Despite the revenue uptick, Stifel analysts pointed out limited near-term (NT) gross margin expansion. The non-GAAP gross margin guidance midpoint stands at 24.0%, which aligns with their prior forecast and current gross profit margin of 24.24%. However, this comes at a time when factory utilization is likely above 90%, suggesting little room for near-term growth in margins, especially as pricing pressure remains high. InvestingPro analysis reveals that three analysts have recently revised their earnings downward for the upcoming period, though the company is expected to return to profitability this year.
The update on Blackwell, Alpha & Omega Semiconductor’s AI accelerator daughter card, was acknowledged by Stifel analysts as a positive development. The product is contributing to growth in graphics for computing, and the company has confirmed its first design win for an on-board AI server power in a single SKU, which is expected to ship in the second half of the year. Despite these advancements, Stifel recommends tempering expectations due to the large number of Blackwell SKUs and significant competition in the market.
Stifel’s analysts concluded their remarks by emphasizing the need for greater clarity on the sustainability of demand and profitability before revising their stance on Alpha & Omega Semiconductor. They reiterated their 12-month price target of $18, which is based on 0.6 times the enterprise value to projected CY26 sales.

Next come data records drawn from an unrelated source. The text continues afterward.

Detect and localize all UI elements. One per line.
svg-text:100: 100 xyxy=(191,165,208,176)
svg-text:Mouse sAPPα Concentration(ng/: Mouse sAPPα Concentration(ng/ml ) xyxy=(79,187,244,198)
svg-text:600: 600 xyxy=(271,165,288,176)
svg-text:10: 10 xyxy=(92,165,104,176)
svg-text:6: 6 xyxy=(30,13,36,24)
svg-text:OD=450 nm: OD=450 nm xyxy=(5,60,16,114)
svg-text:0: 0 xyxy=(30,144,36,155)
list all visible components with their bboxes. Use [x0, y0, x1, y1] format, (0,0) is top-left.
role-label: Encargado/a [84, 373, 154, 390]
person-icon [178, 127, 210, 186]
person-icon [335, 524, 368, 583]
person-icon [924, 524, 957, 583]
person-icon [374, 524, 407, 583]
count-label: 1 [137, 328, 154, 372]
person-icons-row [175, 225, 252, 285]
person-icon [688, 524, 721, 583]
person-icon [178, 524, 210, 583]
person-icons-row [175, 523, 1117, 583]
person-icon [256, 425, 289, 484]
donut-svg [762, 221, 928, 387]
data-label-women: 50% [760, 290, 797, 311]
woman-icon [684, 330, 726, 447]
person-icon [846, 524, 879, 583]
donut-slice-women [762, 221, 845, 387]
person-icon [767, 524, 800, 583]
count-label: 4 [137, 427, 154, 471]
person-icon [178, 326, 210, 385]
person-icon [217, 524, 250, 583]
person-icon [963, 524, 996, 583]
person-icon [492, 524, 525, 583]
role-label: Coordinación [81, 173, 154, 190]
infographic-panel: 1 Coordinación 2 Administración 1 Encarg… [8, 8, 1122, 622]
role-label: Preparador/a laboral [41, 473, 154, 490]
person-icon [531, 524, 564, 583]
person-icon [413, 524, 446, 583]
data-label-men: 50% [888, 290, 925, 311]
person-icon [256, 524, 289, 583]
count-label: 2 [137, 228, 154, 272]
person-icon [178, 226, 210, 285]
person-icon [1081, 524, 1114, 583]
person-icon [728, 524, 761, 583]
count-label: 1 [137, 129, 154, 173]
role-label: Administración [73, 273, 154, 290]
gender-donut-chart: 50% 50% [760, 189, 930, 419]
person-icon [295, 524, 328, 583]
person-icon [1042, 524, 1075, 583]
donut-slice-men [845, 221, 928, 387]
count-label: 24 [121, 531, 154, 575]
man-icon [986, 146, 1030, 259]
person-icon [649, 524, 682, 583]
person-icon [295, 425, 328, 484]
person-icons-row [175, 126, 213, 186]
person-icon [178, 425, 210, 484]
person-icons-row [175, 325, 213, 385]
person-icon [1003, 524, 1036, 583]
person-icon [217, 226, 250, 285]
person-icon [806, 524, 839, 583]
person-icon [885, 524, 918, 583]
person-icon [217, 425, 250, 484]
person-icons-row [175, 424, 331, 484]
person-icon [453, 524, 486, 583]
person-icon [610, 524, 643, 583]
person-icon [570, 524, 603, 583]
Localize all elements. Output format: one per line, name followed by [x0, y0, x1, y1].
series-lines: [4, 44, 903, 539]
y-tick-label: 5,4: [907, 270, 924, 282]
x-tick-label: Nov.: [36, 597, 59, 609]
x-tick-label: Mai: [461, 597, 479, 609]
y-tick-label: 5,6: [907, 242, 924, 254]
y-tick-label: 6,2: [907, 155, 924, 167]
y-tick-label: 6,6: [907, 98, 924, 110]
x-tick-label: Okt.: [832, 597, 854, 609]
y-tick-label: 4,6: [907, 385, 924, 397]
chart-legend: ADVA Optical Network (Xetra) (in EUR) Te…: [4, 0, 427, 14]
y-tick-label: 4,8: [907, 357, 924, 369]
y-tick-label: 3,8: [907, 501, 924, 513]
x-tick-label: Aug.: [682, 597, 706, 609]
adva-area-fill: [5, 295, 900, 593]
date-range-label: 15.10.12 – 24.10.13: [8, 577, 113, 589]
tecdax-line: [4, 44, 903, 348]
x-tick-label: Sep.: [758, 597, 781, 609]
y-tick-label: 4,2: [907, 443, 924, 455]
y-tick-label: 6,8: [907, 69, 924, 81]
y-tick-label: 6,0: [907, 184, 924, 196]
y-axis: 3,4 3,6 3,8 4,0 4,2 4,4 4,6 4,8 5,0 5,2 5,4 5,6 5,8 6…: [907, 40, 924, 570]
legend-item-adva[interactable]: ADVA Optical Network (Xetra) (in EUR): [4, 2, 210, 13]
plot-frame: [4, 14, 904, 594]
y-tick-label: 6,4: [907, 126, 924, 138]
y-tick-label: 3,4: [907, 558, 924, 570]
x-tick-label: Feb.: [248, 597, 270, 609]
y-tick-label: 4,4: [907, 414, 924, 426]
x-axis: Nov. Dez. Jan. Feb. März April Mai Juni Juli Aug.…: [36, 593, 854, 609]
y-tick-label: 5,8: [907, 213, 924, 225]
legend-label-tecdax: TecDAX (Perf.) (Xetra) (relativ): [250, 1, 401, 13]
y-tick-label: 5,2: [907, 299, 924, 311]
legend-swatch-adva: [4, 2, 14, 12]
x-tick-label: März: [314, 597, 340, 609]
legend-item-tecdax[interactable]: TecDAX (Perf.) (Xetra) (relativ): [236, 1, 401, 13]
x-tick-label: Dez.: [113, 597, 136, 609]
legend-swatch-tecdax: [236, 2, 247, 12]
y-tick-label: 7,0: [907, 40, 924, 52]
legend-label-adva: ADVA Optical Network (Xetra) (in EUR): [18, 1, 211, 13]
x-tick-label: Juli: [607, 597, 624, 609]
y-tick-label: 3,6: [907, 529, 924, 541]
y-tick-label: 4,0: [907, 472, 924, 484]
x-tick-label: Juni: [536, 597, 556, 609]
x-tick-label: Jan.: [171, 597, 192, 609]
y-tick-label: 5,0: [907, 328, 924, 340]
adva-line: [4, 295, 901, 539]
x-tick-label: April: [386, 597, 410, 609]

In other recent news, Alpha and Omega Semiconductor Ltd. reported its third-quarter fiscal year 2025 earnings, revealing a non-GAAP EPS of -$0.10, which did not meet the forecast of $0.0033. The company’s revenue was $164.6 million, slightly below the expected $167.77 million, but still marked a 9.7% increase year-over-year. Despite missing earnings expectations, the company showed significant growth in its computing and power supply sectors, with the latter experiencing a 32.4% year-over-year increase. Looking ahead, Alpha and Omega provided guidance for the fourth quarter of fiscal year 2025, expecting revenue to be approximately $170 million, plus or minus $10 million, indicating low to mid-single-digit sequential growth. The company is transitioning from a component supplier to a total solutions provider, a strategic shift highlighted by CEO Stephen Chang. Analysts from firms such as Stifel and Benchmark engaged with the company, discussing aspects like tariff impacts and future growth in AI and graphics cards. The company also reported a cash balance of $169.4 million and operating cash flow of $7.4 million for the quarter.